Avro Producer considers "avro.java.string" as part of the schema comparations
See original GitHub issueFound ArtifactNotFoundException
testing a Avro producer integrated with Apicurio registry with the following versions:
- Quarkus 1.13.6.Final
- Apicurio Registry 2.0.1.Final
- Avro 1.10.2
Given the following Avro schema definition registered into the Apicurio Registry:
{
"type": "record",
"name": "AggregateMetric",
"namespace": "com.redhat.banking.eda.model.events",
"doc": "Aggregated Metric with important information.",
"fields": [
{
"name": "name",
"type": {
"type": "string",
"avro.java.string": "String"
},
"doc": "Metric Name."
}
]
}
A producer application downloads it using the apicurio-registry-maven-plugin
and generates the Java classes with the avro-maven-plugin
with the following definition:
<plugin>
<groupId>org.apache.avro</groupId>
<artifactId>avro-maven-plugin</artifactId>
<version>${avro.version}</version>
<executions>
<execution>
<phase>generate-sources</phase>
<goals>
<goal>schema</goal>
</goals>
<configuration>
<sourceDirectory>${project.basedir}/src/main/resources/schemas</sourceDirectory>
<includes>
<include>**/*.avsc</include>
</includes>
<outputDirectory>${project.build.directory}/generated-sources/schemas</outputDirectory>
<stringType>String</stringType>
</configuration>
</execution>
</executions>
</plugin>
When the producer tries to publish a new record in Kafka using the next configuration in the application.properties
file:
# Aggregate metrics Generator
%dev.mp.messaging.outgoing.generated-aggregate-metrics.connector=smallrye-kafka
%dev.mp.messaging.outgoing.generated-aggregate-metrics.topic=eda.events.aggregate-metrics
%dev.mp.messaging.outgoing.generated-aggregate-metrics.acks=all
%dev.mp.messaging.outgoing.generated-aggregate-metrics.key.serializer=org.apache.kafka.common.serialization.IntegerSerializer
%dev.mp.messaging.outgoing.generated-aggregate-metrics.value.serializer=io.apicurio.registry.serde.avro.AvroKafkaSerializer
%dev.mp.messaging.outgoing.generated-aggregate-metrics.apicurio.registry.headers.enabled=true
%dev.mp.messaging.outgoing.generated-aggregate-metrics.apicurio.registry.auto-register=false
%dev.mp.messaging.outgoing.generated-aggregate-metrics.apicurio.registry.avro.encoding=JSON
I got the next exception:
2021-06-17 15:19:47,213 ERROR [io.sma.rea.mes.kafka] (vert.x-eventloop-thread-22) SRMSG18206: Unable to write to Kafka from channel generated-aggregate-metrics (topic: eda.events.aggregate-metrics): io.apicurio.registry.rest.client.exception.ArtifactNotFoundException: No artifact with ID 'AggregateMetric' in group 'com.redhat.banking.eda.model.events' was found.

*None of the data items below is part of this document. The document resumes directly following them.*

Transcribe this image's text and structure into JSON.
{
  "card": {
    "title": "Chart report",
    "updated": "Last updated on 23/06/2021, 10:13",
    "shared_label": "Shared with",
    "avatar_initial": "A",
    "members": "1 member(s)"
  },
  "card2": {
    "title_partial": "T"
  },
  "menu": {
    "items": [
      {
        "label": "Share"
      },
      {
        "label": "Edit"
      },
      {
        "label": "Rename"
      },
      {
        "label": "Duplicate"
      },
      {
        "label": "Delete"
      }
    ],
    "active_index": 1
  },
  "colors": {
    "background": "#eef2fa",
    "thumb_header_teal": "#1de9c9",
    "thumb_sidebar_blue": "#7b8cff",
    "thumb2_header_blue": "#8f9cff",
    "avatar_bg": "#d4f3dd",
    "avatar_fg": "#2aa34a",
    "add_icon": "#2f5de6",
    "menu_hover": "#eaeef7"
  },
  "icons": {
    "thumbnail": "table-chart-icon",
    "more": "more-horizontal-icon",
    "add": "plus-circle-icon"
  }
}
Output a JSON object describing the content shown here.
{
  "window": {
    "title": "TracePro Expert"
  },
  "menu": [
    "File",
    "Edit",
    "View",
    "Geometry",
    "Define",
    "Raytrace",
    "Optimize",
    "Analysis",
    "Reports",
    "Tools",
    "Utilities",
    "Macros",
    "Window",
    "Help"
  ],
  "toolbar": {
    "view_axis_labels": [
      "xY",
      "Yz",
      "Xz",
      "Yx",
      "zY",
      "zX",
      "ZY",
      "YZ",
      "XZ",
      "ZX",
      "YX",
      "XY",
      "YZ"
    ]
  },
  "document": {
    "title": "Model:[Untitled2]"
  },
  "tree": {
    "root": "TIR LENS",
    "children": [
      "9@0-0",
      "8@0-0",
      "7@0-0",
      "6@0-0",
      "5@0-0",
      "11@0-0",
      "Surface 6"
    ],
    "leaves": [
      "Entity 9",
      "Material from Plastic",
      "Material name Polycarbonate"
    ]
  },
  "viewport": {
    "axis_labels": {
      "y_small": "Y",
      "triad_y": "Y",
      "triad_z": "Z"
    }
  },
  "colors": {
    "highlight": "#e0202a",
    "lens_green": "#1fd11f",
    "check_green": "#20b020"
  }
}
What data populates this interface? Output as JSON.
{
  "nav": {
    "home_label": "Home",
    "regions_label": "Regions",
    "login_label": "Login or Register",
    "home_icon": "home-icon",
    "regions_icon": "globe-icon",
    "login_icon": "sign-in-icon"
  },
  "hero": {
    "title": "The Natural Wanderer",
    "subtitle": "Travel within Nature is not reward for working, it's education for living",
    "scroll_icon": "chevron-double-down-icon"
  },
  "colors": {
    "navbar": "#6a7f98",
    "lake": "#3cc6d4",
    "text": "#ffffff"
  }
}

However if the producer is configured with:
%dev.mp.messaging.outgoing.generated-aggregate-metrics.apicurio.registry.auto-register=true
Then the application works successfully, but in the Service Registry I have two versions of the same artifact. The second version, registered automatically by the producer, the schema has the following structure:
{
"type": "record",
"name": "AggregateMetric",
"namespace": "com.redhat.banking.eda.model.events",
"doc": "Aggregated Metric with important information.",
"fields": [
{
"name": "name",
"type": {
"type": "string",
"avro.java.string": "String"
},
"doc": "Metric Name."
},
]
}
So as the Java classes created include the new avro.java.string
type in the schema definition, Apicurio identifies as a different one.
It seems that there are some approaches to resolve it, basically aligning the Avro schema with the final schema created by the avro-maven-plugin, but I don’t know if it is a best approach.
Should Apicurio add some extra logic to skip in the schema comparation for this kind of “extra” properties?
It seems that there are some issues related with this:
Issue Analytics
- State:
- Created 2 years ago
- Comments:7 (5 by maintainers)
Top GitHub Comments
Yes I think disabling auto-register is definitely the way to go. And you may be right about there being a bug with
EXPLICIT_ARTIFACT_VERSION
. I’ve set aside some time tomorrow to look into it and get back to you.Note that you only need to worry about the Serializer configuration. The Deserializer always uses the GlobalId of the specific schema in the registry, which is included in the Kafka message by the Serializer.
This is an excellent update with information we need to diagnose the issue, thanks @rmarting - we may need a little bit of time to dig into this. I see that you are using
RecordIdStrategy
which explains part of what we’re seeing here. But I would still need to dig into why it’s not using the version you pre-register. Maybe @famartinrh knows offhand, but I would need to play with it.